The conviction of a prominent human rights activist for sponsoring a controversial art exhibit highlights a climate of growing intolerance for freedom of expression in Russia, Human Rights Watch said today. The trial took place amid steadily growing concerns about Russia’s recent rollback of human rights and political pluralism.
Today a Moscow criminal court sentenced Yuri Samadurov, the director of the Sakharov Museum, to pay a fine of 100,000 Rubles (approximately U.S.$3,600) on charges of “inciting religious enmity” for organizing a controversial art exhibit about religion in Russia, which the Russian Orthodox Church found offensive. The court also sentenced the exhibition curator Lyudmila Vasilovskaia to pay the same amount.

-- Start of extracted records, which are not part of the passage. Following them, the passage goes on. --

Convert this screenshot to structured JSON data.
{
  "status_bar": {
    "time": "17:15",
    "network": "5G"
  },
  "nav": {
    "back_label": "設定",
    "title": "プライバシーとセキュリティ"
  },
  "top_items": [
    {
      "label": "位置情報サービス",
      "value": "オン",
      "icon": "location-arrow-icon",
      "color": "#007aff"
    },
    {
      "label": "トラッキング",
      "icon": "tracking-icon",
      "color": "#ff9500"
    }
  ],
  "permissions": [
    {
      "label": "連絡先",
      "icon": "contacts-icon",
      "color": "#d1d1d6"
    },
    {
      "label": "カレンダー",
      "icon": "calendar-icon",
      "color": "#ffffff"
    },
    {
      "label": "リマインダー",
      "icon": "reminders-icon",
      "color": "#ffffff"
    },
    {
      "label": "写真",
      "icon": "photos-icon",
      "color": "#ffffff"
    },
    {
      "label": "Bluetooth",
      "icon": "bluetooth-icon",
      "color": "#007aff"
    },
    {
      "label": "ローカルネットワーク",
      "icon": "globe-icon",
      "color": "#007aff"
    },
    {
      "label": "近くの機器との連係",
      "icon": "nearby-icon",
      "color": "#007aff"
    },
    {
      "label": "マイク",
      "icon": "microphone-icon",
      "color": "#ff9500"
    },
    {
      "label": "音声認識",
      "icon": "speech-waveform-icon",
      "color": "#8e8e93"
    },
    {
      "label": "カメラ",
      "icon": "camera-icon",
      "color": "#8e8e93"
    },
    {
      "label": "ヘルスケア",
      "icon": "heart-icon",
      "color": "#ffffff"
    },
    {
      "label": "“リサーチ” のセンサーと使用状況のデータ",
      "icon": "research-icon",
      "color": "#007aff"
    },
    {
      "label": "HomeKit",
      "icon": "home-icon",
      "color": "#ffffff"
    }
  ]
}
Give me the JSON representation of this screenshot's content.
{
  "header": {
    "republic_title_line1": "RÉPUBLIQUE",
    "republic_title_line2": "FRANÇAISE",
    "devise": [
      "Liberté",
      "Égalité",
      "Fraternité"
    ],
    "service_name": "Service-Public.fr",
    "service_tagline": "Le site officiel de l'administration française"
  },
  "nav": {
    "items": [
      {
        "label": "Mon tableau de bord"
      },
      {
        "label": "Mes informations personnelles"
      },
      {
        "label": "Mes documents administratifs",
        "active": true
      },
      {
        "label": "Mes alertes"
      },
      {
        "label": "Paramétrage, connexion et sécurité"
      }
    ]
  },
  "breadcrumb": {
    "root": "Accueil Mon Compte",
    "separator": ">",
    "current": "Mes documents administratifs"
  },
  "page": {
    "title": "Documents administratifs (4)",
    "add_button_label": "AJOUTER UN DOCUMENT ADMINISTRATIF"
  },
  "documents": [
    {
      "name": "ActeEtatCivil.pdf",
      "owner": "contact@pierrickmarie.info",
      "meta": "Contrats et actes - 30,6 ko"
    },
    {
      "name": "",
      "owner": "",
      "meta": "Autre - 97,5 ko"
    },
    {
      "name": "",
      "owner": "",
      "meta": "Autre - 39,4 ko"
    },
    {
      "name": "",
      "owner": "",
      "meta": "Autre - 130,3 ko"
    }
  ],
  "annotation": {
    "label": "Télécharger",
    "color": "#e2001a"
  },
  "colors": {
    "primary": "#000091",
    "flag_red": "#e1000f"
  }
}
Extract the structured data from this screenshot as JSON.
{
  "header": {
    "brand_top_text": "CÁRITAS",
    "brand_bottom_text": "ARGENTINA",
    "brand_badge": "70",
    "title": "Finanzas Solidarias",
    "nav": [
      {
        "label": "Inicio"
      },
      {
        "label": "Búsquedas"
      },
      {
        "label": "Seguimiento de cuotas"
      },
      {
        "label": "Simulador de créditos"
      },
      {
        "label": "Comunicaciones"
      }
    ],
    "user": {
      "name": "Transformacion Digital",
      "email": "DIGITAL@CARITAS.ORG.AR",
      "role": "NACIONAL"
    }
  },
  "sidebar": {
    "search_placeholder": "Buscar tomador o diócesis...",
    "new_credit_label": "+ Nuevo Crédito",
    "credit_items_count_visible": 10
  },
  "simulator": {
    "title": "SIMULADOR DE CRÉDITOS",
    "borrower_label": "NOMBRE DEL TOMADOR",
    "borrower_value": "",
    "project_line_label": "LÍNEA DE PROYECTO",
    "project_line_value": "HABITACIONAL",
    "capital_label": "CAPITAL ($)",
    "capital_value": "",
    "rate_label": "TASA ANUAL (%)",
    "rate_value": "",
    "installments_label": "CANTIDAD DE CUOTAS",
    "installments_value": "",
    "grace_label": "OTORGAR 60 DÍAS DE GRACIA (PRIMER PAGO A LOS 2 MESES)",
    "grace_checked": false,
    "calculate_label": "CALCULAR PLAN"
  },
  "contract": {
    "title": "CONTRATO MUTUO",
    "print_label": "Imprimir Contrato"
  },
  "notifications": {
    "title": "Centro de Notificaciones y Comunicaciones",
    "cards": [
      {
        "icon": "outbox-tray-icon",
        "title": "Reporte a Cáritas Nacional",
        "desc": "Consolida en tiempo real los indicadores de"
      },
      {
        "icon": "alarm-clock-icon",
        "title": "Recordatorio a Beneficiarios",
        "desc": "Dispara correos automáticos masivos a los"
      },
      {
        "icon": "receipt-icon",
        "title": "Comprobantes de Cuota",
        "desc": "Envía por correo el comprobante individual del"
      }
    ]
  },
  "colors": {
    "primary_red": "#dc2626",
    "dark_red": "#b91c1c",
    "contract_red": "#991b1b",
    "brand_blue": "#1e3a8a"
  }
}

“The conviction of Yuri Samodurov is an unacceptable restriction on freedom of expression”, said Rachel Denber, acting executive director of Human Rights Watch’s Europe and Central Asia division. “It sets a dangerous precedent for state censorship of art and public discussion.”
The exhibit, entitled “Caution, Religion!,” opened at the Sakharov Museum in January 2003 and contained a number of controversial works of art about the role of religion in Russian society. Four days after its opening, a group of Russian Orthodox believers ransacked it. Charges of vandalism filed by the museum were quickly dropped amid strong political pressure to investigate the allegedly blasphemous nature of the artworks on display.
At the insistence of the Russian Orthodox Church, the state prosecutor charged the exhibit organizers with inciting religious hatred and offending the feelings of religious believers, under Article 282 of the Russian Criminal Code. The trial started on June 16, 2004. Human Rights Watch said that the case highlights the intimate relationship between the state and the Orthodox Church, an institution that now appears to be emerging as a force capable of censoring expression with religious content.
Human Rights Watch said that the prosecution of Samodurov, Vasilovskaia and Mikhailchuk is the latest in a long series of attempts by Russian authorities to undermine freedom of expression – one of the main achievements of the post-Soviet era. Recent rollbacks in human rights and democratic pluralism include the closing of independent television stations, politically motivated libel charges against the print media, ongoing attacks on nongovernmental organizations, and dubious espionage cases against journalists and scientists apparently aimed at chilling academic discourse on sensitive topics.
“This trial highlights disturbing questions about Russia’s commitment to core human rights principles,” said Denber. “Works of art should never serve as grounds for criminal prosecution, let alone punishment – regardless of subject matter or content.”